The paper tackles the problem of causal discovery algorithms requiring an exponential number of conditional independence tests by showing that a coarser representation of the causal graph can be learned with a polynomial number of tests, leading to the first efficient algorithm for recovering the true causal graph in identifiable cases.
Many questions in science center around the fundamental problem of understanding causal relationships. However, most constraint-based causal discovery algorithms, including the well-celebrated PC algorithm, often incur an exponential number of conditional independence (CI) tests, posing limitations in various applications. Addressing this, our work focuses on characterizing what can be learned about the underlying causal graph with a reduced number of CI tests.

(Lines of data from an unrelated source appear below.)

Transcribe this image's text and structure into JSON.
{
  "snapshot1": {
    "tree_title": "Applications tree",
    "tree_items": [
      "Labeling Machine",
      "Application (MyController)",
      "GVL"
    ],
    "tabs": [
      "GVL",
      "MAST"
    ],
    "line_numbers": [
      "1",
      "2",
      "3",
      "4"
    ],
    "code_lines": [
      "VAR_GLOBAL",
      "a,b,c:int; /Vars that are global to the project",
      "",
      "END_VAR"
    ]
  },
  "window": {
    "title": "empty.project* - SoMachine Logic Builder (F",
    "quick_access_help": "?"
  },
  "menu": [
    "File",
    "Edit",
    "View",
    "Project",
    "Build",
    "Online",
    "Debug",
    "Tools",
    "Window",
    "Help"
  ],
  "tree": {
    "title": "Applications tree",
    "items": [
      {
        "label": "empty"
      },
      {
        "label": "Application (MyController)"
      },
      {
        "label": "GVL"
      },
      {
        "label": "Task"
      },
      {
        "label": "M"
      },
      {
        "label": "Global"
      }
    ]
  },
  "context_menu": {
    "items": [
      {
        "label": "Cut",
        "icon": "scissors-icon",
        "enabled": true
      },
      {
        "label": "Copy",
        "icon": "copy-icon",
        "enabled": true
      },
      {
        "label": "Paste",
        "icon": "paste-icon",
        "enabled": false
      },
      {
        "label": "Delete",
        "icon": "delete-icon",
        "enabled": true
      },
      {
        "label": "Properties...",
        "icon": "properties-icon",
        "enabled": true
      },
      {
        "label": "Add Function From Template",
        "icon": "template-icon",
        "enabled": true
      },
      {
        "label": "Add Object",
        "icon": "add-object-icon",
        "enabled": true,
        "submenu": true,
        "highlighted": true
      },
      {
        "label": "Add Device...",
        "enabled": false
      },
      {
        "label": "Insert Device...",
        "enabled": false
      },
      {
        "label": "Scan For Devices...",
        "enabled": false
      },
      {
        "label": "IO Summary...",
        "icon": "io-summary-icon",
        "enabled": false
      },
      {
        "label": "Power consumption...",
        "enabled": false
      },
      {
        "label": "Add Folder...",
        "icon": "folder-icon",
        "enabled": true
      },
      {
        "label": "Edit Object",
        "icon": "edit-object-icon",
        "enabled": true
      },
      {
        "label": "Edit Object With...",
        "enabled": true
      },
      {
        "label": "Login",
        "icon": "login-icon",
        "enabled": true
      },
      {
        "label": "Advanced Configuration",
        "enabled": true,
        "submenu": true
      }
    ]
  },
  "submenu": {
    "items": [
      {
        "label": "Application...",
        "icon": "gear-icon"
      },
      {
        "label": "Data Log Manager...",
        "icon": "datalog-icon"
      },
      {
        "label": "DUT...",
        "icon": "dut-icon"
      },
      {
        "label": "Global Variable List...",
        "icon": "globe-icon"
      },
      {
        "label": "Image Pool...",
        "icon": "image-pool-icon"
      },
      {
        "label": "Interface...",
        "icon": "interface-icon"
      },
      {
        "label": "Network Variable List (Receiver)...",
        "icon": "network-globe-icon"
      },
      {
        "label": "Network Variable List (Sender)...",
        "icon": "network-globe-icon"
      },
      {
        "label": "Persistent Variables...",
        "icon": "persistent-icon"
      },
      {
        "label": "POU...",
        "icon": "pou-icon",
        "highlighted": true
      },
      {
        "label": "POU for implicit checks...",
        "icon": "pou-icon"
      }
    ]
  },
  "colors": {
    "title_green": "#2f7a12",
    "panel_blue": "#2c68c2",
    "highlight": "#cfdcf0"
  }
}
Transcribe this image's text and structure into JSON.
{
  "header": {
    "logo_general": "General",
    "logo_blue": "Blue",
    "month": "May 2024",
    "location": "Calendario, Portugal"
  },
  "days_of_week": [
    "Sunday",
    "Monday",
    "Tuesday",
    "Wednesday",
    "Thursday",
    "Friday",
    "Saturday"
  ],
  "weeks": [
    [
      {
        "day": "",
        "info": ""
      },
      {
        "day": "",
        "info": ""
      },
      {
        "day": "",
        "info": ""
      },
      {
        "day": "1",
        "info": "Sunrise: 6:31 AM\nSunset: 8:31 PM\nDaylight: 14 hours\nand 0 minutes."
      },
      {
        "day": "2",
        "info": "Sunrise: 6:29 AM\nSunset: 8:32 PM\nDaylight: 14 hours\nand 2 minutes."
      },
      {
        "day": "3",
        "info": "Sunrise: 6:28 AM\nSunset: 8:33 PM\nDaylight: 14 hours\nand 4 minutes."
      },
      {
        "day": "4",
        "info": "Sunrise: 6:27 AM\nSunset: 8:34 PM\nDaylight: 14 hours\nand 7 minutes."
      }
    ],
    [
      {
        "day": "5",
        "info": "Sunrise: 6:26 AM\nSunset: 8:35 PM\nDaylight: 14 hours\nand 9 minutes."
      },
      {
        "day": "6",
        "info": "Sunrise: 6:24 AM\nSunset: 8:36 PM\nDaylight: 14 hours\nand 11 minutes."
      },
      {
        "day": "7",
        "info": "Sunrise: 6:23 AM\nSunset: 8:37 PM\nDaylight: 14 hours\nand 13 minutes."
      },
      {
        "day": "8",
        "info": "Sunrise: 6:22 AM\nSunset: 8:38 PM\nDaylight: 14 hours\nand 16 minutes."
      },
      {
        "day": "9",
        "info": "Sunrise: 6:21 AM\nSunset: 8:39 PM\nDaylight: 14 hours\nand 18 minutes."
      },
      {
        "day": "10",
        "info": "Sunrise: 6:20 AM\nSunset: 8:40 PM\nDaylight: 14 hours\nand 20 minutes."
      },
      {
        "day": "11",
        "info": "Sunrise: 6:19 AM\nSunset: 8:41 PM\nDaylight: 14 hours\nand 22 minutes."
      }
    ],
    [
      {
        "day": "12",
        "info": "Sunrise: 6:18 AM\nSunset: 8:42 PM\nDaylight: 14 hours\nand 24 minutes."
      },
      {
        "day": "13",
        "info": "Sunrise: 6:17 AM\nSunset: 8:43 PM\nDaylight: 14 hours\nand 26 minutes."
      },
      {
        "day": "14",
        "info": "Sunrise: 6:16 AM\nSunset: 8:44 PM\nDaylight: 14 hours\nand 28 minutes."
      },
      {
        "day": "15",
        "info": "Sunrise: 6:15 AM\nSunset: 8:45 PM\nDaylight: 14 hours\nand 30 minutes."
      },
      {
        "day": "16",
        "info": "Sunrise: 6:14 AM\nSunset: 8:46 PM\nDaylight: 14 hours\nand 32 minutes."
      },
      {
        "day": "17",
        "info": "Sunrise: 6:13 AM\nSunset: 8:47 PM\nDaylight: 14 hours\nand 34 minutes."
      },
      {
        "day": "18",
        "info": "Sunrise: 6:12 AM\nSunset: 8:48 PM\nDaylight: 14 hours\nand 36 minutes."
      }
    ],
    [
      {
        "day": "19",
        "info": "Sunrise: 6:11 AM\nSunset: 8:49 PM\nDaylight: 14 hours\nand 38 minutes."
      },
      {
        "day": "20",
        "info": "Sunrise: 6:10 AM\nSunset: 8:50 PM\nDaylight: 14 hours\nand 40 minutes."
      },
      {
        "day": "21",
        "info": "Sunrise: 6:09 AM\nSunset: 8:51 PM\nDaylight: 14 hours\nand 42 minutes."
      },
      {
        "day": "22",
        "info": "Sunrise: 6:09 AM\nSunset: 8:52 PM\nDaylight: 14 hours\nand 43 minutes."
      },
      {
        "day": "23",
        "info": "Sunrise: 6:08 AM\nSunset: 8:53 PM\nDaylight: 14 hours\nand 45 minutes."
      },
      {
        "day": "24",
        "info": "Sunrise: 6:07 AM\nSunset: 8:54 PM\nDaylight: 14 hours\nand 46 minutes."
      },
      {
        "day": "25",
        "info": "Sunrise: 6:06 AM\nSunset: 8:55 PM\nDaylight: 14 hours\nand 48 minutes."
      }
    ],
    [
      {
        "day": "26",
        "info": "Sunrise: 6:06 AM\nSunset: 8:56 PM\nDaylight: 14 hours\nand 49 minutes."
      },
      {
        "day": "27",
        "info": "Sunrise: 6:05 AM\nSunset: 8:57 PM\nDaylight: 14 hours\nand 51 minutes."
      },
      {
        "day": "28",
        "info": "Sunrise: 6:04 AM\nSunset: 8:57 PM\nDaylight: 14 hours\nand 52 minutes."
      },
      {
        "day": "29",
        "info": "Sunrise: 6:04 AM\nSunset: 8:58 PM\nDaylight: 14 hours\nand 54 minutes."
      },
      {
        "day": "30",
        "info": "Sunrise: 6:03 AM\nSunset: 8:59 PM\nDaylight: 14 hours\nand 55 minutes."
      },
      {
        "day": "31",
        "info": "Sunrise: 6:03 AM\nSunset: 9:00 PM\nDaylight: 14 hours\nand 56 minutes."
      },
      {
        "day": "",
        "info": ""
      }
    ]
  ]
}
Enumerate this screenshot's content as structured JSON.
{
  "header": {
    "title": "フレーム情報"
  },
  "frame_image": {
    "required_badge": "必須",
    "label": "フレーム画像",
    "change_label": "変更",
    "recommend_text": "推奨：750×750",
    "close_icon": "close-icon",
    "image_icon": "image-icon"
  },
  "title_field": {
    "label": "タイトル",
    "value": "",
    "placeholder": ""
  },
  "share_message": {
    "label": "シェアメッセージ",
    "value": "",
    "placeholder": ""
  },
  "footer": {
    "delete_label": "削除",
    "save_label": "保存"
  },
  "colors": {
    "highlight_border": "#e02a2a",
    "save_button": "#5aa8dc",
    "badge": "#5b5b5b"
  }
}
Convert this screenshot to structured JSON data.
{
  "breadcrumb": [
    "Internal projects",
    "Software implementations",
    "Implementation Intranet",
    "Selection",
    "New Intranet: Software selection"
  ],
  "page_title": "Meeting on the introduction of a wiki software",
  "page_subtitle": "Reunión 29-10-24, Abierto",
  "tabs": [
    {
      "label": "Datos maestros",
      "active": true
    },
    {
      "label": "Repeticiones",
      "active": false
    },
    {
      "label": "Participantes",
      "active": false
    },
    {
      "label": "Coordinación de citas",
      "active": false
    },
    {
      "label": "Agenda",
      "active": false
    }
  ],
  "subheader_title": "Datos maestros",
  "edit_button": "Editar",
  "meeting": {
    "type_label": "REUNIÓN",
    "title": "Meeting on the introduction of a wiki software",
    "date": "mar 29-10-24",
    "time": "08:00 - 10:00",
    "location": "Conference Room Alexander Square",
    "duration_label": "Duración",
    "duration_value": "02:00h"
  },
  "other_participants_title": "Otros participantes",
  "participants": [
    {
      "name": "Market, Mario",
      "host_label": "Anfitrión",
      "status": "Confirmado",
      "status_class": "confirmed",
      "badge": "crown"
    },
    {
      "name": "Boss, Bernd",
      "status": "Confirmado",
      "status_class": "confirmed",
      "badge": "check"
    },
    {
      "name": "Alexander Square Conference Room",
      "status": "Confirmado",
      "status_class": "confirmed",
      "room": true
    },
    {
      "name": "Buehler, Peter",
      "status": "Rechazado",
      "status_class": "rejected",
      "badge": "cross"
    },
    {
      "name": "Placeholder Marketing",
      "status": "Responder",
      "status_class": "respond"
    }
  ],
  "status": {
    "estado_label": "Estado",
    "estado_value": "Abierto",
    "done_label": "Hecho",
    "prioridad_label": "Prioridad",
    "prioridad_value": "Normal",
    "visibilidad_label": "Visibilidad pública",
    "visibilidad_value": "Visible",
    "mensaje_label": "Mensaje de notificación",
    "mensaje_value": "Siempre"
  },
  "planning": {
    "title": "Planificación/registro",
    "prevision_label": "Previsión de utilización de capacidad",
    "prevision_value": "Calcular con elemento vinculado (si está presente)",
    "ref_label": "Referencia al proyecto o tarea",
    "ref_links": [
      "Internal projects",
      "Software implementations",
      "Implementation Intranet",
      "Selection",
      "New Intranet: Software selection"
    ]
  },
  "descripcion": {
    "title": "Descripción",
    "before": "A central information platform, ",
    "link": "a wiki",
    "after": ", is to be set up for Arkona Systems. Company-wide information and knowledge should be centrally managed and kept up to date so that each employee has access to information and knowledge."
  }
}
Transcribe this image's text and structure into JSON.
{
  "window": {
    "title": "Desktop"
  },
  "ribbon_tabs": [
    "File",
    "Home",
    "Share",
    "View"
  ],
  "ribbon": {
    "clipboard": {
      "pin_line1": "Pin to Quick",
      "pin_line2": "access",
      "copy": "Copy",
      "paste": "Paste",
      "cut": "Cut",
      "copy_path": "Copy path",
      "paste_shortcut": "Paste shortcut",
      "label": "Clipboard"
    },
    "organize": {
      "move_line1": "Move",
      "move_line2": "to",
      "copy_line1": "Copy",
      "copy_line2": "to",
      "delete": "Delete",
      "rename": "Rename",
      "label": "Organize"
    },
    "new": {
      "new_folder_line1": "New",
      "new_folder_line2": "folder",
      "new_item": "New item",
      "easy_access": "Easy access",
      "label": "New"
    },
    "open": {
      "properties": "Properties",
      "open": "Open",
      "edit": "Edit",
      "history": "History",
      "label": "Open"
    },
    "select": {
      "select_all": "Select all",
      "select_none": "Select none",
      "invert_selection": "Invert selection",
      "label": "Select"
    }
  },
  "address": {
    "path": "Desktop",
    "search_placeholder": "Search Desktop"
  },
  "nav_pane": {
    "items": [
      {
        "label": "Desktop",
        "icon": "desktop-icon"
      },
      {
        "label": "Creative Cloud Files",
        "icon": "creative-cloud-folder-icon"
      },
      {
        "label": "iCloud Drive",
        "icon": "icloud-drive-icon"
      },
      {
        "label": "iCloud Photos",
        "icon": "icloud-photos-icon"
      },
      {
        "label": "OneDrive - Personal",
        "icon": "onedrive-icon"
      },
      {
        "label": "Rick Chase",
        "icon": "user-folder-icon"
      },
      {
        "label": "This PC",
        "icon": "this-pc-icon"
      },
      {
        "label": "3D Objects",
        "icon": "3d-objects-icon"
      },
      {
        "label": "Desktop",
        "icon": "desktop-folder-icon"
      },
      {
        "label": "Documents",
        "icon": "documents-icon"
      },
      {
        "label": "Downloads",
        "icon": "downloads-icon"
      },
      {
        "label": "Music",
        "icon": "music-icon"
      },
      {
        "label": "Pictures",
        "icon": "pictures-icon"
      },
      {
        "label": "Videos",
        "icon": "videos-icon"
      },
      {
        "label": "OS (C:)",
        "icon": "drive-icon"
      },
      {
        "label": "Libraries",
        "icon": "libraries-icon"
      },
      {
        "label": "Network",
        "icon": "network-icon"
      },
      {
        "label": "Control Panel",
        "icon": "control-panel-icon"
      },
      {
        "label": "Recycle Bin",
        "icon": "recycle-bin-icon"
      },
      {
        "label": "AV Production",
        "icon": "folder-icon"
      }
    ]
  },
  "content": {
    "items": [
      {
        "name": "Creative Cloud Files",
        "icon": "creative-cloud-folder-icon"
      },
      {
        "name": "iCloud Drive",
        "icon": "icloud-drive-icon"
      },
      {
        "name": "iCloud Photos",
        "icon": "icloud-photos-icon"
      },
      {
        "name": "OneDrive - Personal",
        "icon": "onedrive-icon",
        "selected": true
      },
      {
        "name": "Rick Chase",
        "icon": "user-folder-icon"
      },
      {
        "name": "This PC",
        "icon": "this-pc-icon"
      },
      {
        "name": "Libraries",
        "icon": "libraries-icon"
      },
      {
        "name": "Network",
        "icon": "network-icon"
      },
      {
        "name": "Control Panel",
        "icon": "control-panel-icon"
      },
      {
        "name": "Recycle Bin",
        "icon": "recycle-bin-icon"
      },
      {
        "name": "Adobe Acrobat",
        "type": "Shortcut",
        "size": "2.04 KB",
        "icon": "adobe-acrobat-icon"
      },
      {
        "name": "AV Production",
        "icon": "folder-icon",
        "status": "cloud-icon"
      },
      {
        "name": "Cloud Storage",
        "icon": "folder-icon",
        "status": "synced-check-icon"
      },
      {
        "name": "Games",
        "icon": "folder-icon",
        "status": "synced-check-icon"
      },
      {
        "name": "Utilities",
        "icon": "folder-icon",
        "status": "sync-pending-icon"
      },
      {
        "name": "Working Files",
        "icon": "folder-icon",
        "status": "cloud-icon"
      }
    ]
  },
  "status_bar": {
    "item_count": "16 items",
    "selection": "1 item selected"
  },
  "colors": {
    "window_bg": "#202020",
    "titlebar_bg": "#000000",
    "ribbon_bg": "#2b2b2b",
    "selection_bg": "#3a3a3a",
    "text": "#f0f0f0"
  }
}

We show that it is possible to a learn a coarser representation of the hidden causal graph with a polynomial number of tests. This coarser representation, named Causal Consistent Partition Graph (CCPG), comprises of a partition of the vertices and a directed graph defined over its components. CCPG satisfies consistency of orientations and additional constraints which favor finer partitions. Furthermore, it reduces to the underlying causal graph when the causal graph is identifiable. As a consequence, our results offer the first efficient algorithm for recovering the true causal graph with a polynomial number of tests, in special cases where the causal graph is fully identifiable through observational data and potentially additional interventions.